Now to close out Crossroads Village. We got to the Christmas melodrama they put on, which (at least through 2017) was always this little thing set in the Vague 19th Century with a cute if sheepish young couple and a fun leering baddie who's usually trying to destroy Crossroads Village for his own profit, but who gets redeemed by love and whatnot.

Our heroes: the female protagonist and her fiancee, clerk to the banker bad-guy.

Well of course I was interested in the bookshelves. Who doesn't go studying the bookshelves of anyplace they find themselves?

And in the center: our villain! Or at least the antagonist; this time around he was giving people a hard time but not actually trying to destroy the village, far as I remember.

Close-up of the female protagonist and the villain, who's just not having anything with her sweetness and kindness and all that. She's fine enough, performing, but I think even from a still picture you can see how he dominates the show

And the quartet. The new woman, on the right, represents some big New York money concern that's looking at whether our regular villain's worth doing business with. Also they used to be engaged and didn't get married and you know how awkward that was in the Vague 19th Century.

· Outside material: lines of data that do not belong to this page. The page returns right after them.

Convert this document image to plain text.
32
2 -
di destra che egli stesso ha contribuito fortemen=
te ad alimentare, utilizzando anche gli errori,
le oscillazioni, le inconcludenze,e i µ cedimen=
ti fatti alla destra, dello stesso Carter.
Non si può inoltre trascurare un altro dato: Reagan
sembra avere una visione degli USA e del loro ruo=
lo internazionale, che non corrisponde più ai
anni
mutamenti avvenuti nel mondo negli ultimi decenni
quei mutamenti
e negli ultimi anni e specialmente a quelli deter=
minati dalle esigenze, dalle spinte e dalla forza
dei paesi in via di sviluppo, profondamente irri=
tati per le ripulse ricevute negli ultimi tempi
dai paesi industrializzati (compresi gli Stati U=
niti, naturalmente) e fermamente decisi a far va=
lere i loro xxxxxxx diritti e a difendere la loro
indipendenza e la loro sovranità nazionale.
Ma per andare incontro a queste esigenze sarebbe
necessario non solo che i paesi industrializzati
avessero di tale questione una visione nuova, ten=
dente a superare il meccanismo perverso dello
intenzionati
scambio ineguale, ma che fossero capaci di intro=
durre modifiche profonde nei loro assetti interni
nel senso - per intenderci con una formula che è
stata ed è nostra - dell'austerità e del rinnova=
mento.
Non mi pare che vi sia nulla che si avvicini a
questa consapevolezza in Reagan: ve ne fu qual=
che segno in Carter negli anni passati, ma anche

A tense moment. Do you imagine their personal and business conflicts are at all resolvable?

Well, the power of love came through and saved the village, although the clerk and his fiancee had to sneak back in to remind everyone they're in this story too.

View of Crossroads Village from the opera-house balcony. The place was closing by the time the show let out.

And a close-up view of the bedazzled Christmas tree. They leave the lights on this up all year, if our summer visit that one time is representative.
Trivia: The Atlas-Agena launch, meant to establish a rendezvous and docking target for Gemini VI, was from a pad about 6,000 feet away from Launch Complex 19, with Wally Schirra and Tom Stafford already in the Gemini capsule. (The Agena broke up on launch and the mission was scrubbed.) Source: Sigma 7: The Six Mercury Orbits of Walter M Schirra Jr, Colin Burgess.
Currently Reading: Oz Before The Rainbow: L Frank Baum's The Wonderful Wizard of Oz on Stage and Screen to 1939, Mark Evan Swartz.